Opinion: Income Tax vs. Excise Tax

In her weekly column, Nancy Churchill discusses the political manipulation of language.

In her weekly column, Nancy Churchill discusses the political manipulation of language

Nancy Churchill
Dangerous Rhetoric

It has become common practice for the political left to use the redefinition of words combined with new legislation and lawsuits to achieve political goals that would be out of reach if the public understood the tools of manipulation that were being used against it. “Women” is a word that no longer means what you think it means. “Dangerous domestic terrorists” refers to parents speaking to their school boards. A violent riot that destroys property and lives is redefined as a “peaceful protest.” An actual peaceful protest is redefined as an “insurrection.” A drug-crazed thug is redefined as a “hero.”

Nancy Churchill
Nancy Churchill

Everywhere we look, we see the political left manipulating language. This is happening at schools, in the arts, movies, entertainment, on social media, in the news and even at the Legislature. The progressive left writes laws with the manipulated language in a way that allows it to accumulate power and destroy our society. It’s just like a magic trick in Times Square. You are the gullible mark; they are the language magicians.

Today’s Washington state example is “Income Tax” vs. “Excise Tax.” 

History of Income Tax in Washington state 

Our state constitution clearly states that “All taxes shall be uniform upon the same class of property” and that “The word ‘property’ as used herein shall mean and include everything, whether tangible or intangible, subject to ownership.” We learn from the secretary of state that “Washington voters have been asked on 11 separate occasions to adopt a state personal income tax or corporate income tax. Only the first vote, in 1932, was successful, and that measure was subsequently thrown out by the state Supreme Court on a 5-4 decision on September 8, 1933.”
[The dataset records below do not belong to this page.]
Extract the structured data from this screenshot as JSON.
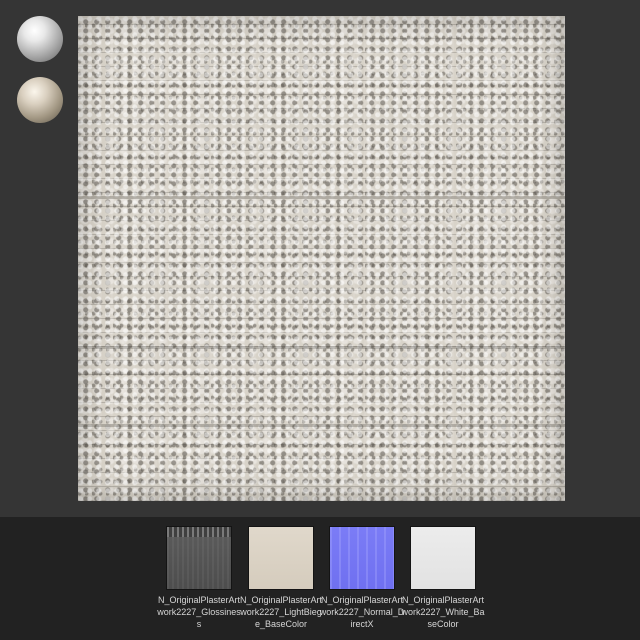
{
  "materials": [
    {
      "name": "white-material"
    },
    {
      "name": "beige-material"
    }
  ],
  "textures": [
    {
      "label": "N_OriginalPlasterArtwork2227_Glossiness"
    },
    {
      "label": "N_OriginalPlasterArtwork2227_LightBiege_BaseColor"
    },
    {
      "label": "N_OriginalPlasterArtwork2227_Normal_DirectX"
    },
    {
      "label": "N_OriginalPlasterArtwork2227_White_BaseColor"
    }
  ],
  "colors": {
    "background": "#353535",
    "panel": "#222222",
    "plaster": "#d8d3c9",
    "normal_map": "#7677f4"
  }
}
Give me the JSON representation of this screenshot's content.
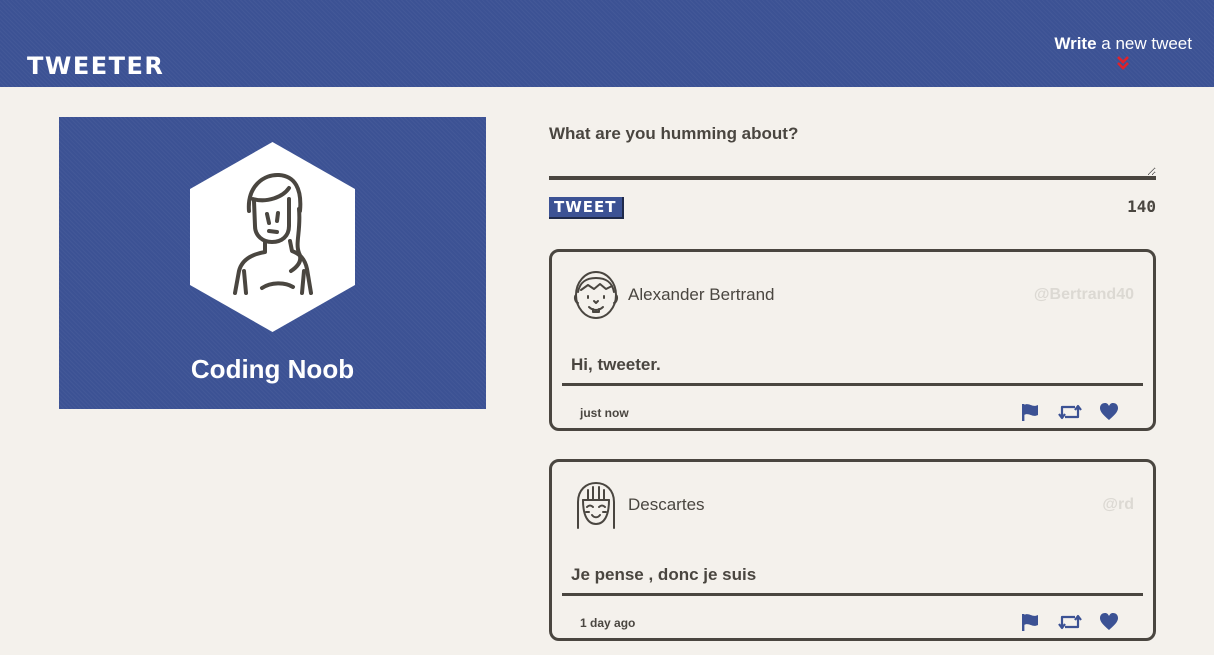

The state Supreme Court has also stated in multiple rulings that the constitution needs to be amended if a graduated income tax is to be imposed in Washington. Washington voters have rejected constitutional amendments and ballot initiatives ten times since 1933. Finally, it’s important to know the IRS defines a capital gains tax as an income tax: “…You ask whether tax on capital gains is considered an excise tax or an income tax? It is an income tax. More specifically, capital gains are treated as income under the tax code and taxed as such.”

The political left never gives up

One thing that I respect about the political left is that it never gives up on an issue. Even after 11 legal setbacks on a state income tax, they were back at it in the 2021 session with ESSB 5096, which tried to redefine an “income tax” as an “excise tax”. The argument is basically that income isn’t property (meaning you don’t own it). That’s surprising, since the definition of property in the state constitution is pretty clear.

According to public records requests, the Democrats’ “redefinition strategy” is deliberate. Sen. Jamie Pedersen wrote to colleagues: “… This will give the Supreme Court the opportunity to revisit its bad decisions from 1934 and 1951 that income is property and will make it possible… to enact a progressive income tax with a simple majority vote.”

Where we are now

In March of 2022, a judge in Douglas County Superior Court ruled that the capital gains income tax adopted in ESSB 5029 is an unconstitutional graduated income tax. The judge pointed out that the tax was levied annually (like an income tax), not at the time of each transaction (like an excise tax).

On July 13, “The state Supreme Court agreed…to take direct review of the capital gains income tax case (bypassing Court of Appeals).” The date for this new hearing has not yet been set. Will the supreme court agree with the word magicians, or with the words as defined in our constitution?

Don’t give up hope, take action

We can fix our government. Keep your eyes on the prize, and look for positive, non-violent ways to take action. Channel your frustration into peaceful but constructive local actions! What you focus on expands, so focus on taking small, positive local actions at every opportunity. Here’s a few ideas: Support Opportunity for All Coalition. “The Opportunity for All Coalition (OFAC) is a non-profit 501c4 organization whose mission is to win a legal challenge to strike down Washington state’s illegal capital gains income tax.” Legal battles are not cheap, and they’re fighting for you! If you would like to support them financially you can make a donation on their website home page. Support the Washington Policy Center. This issue is just one of many that this valuable group is tracking.

Sign the Let’s Go Washington Initiatives. Initiative I-1491, would repeal the capital gains tax.

Now is the time to talk to your friends, neighbors and countrymen. Now is the time to support candidates who are dedicated to making America great again. Now is the time to research the candidates you will get to vote for in November. There’s lots of positive things to do as we work to save our republic.